On Thursday, Moore filed a lawsuit claiming that his best friend duped him into signing away his rights to the franchise, which has become extremely lucrative in the intervening years, not only becoming best-selling trade paperback (big bucks there) but also the highest-rated series on basic cable.

STORY: 'Walking Dead' Creator Robert Kirkman Responds to Fraud Lawsuit

Kirkman fired back on Friday, calling the suit ridiculous and saying Moore “is violating the same contract he initiated and approved and he wants to misrepresent the fees he was paid and continues to be paid for the work he was hired to do.”

"With all of the stories about creators getting shafted and conned out of their creations by Marvel or DC, to have something similar happen here... I don't care who is at fault, the fact that it's come to this, is just sad,” said one commentator on Comic Book Resources. “Isn't it enough "those corporate suits" exploit comic-book creators already? To have creators themselves come to blows like this...sigh.”

1) Ghost Writer

Speaking of “corporate suits,” the biggest hoopla may reside with Gary Friedrich, the man who wrote the Ghost Rider comics in the 1970s, which introduced the flame-skulled, motorcycle-driving anti-hero that is the basis of a second film from Sony opening on February 17.

Friedrich claims to be the creator of the character and sued Marvel. He lost, but the biggest shock is that Marvel is demanding he not only stop saying he is the character’s creator, but that he pay $17,000 for all the years he spent at comic conventions selling sketches and posters.

Observers now are furiously debating how this dispute will affect all the artists trying to make a living at conventions drawing and selling sketches and prints, a practice that goes back decades and has been tacitly allowed by the comic companies.

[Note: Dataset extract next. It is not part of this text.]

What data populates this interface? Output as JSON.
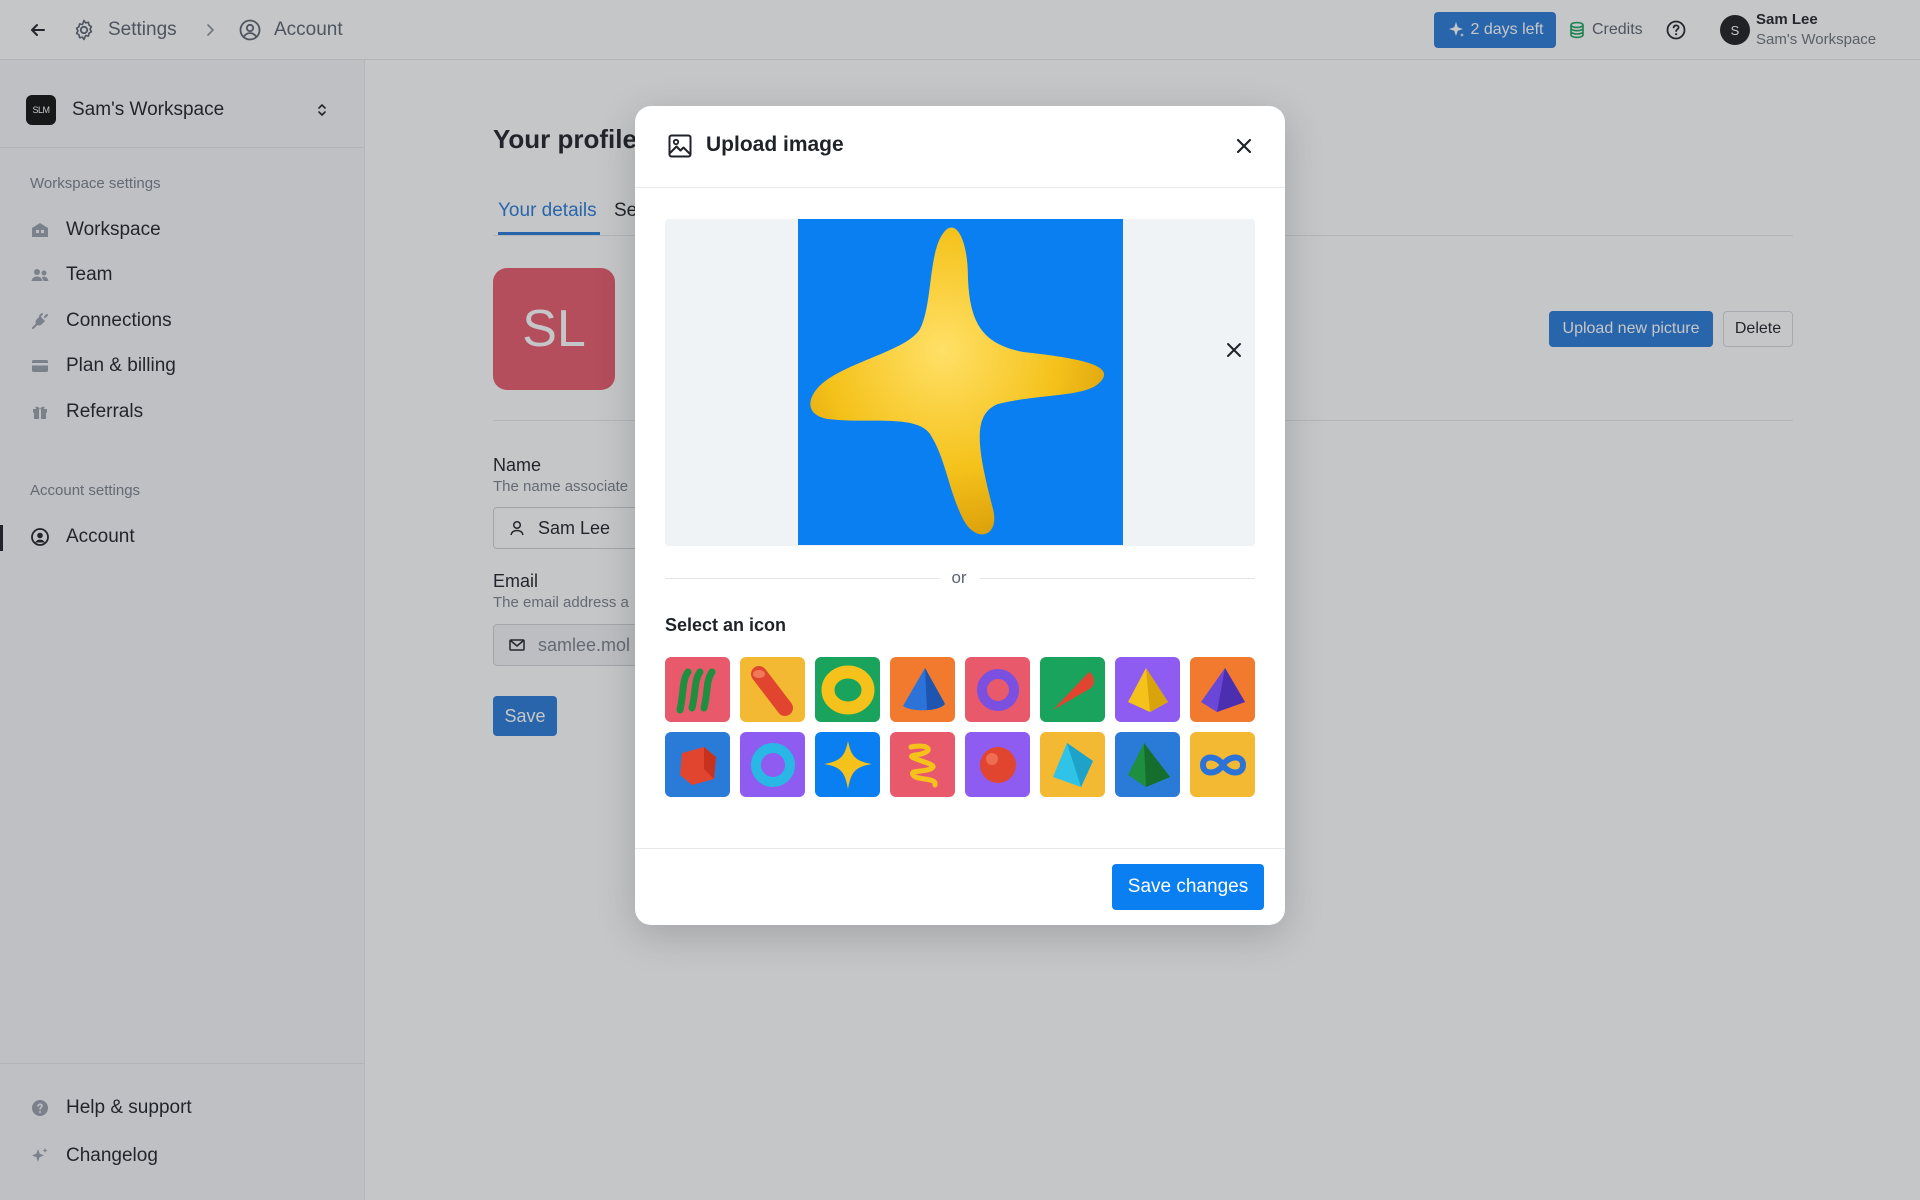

Some are focusing on the David vs. Goliath battle itself, accusing Marvel and Disney of picking on a penniless senior citizen struggling with alcohol addiction. Others are saying “he signed a contract, he’s an adult."

Creators immediately went on the defensive, with 30 Days of Night co-creator Steve Niles starting a page to help the ailing Friedrich out. Joe Hill, Ron Marz, and Dan Jurgens were among those that quickly jumped in, while Marvel writer Mark Waid tweeted “This isn't as black-and-white a situation as it may seem but still, if you can, donate."